In this case, the mother was not informed about the procedure prior to signing the consent
form. Plaintiff Flatt's attorney Zenas Baer says, There will be a nine-person jury hearing this precedent setting case. I am optimistic we will be able to have the
informed consent
issue decided by the jury.
Svoboda said, This is the second significant legal victory this year, after the case of William Stowell also survived summary judgment and is proceeding to trial. Both cases will establish that, even where the procedure is performed at the professional standard, a circumcision is litigious if the consent is not informed.
Baer added, The court also observed that, in an informed consent case, the type of information to be disclosed to a parent is a 'standard set by law for physicians rather than one which physicians may or may not impose upon themselves.' This is a huge statement and will put the physicians in their place if we can convince nine reasonable people that the physicians failed to give adequate information.
Marilyn Milos, Director of NOCIRC, an organization that seeks to end routine infant circumcision in North America, says, Female genital mutilation has been outlawed, and we need the law to set the standard here, too, followed by aggressive educational programs. Parents and doctors need to know that this is a harm that lasts a lifetime.
Svoboda stated The foundation is well laid for lawsuits. Doctors who are still doing circumcisions are already investing in a lot of trouble, and this case will make their troubles worse. They just have to wait 18 years until that baby grows up, and they're in for a lawsuit. An army of lawyers will be there with this precedent and many more in their arsenal.
This landmark case brings into question whether a physician can remove healthy, normal tissue from unconsenting minors for non-therapeutic reasons, and whether a parent can legally consent to a medically non-indicated surgery for a minor child. Svoboda is convinced that this case will have a major impact on circumcision in the U.S. Doctors ignore a lot of medical literature,
he said, and they ignore the screams of the babies, but they listen when they hear the word 'malpractice.' As a lawyer willing to sue, I' ve never had a doctor not listen to me.

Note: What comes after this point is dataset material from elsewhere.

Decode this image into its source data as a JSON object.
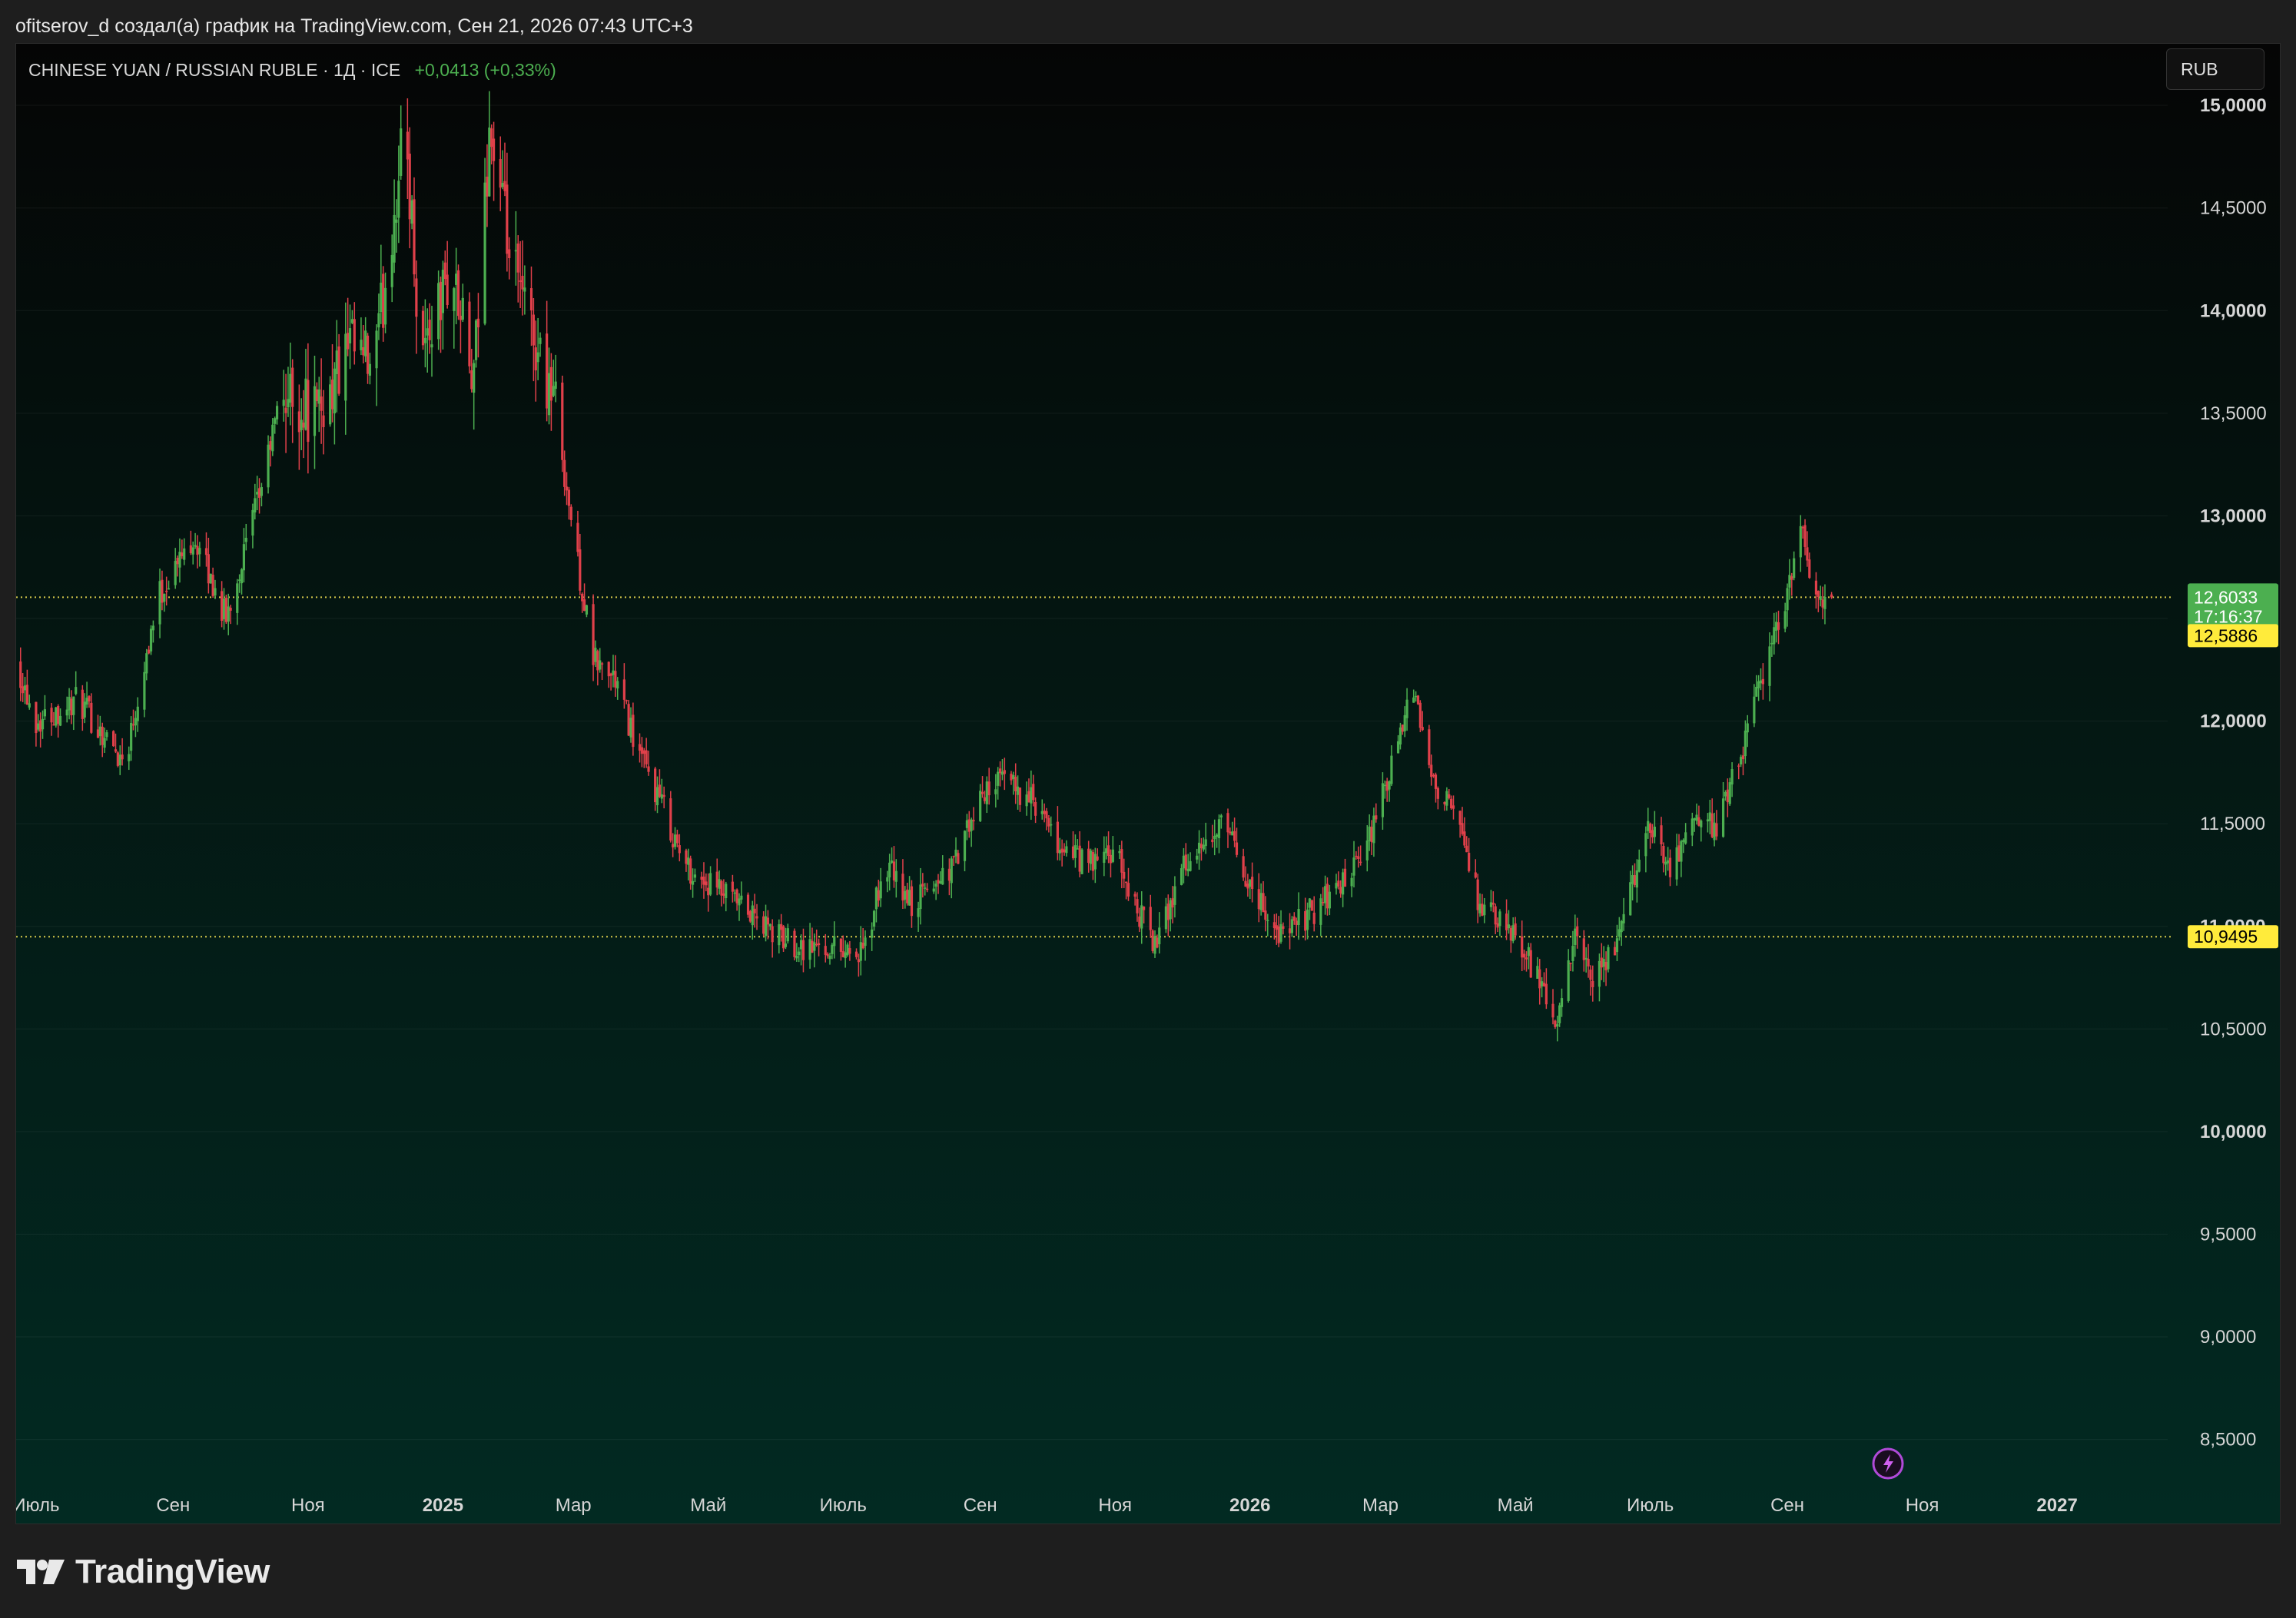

Arizona and Missouri have recently dropped Medicaid funding for circumcision, joining six states, and other states are considering similar steps. The American Academy of Pediatrics (AAP) first acknowledged that there was no medical justification for routine circumcision in 1971. In 1999, the AAP reaffirmed that it does not recommend routine circumcision. The American Medical Association concurred in 2000, calling routine circumcision non-therapeutic.
No national or international medical organization recommends routine circumcision. The United States is the only country that continues to circumcise the majority of its newborns for non-religious reasons. As parents have become more educated about the surgery, the circumcision rate in the US has fallen to 57%.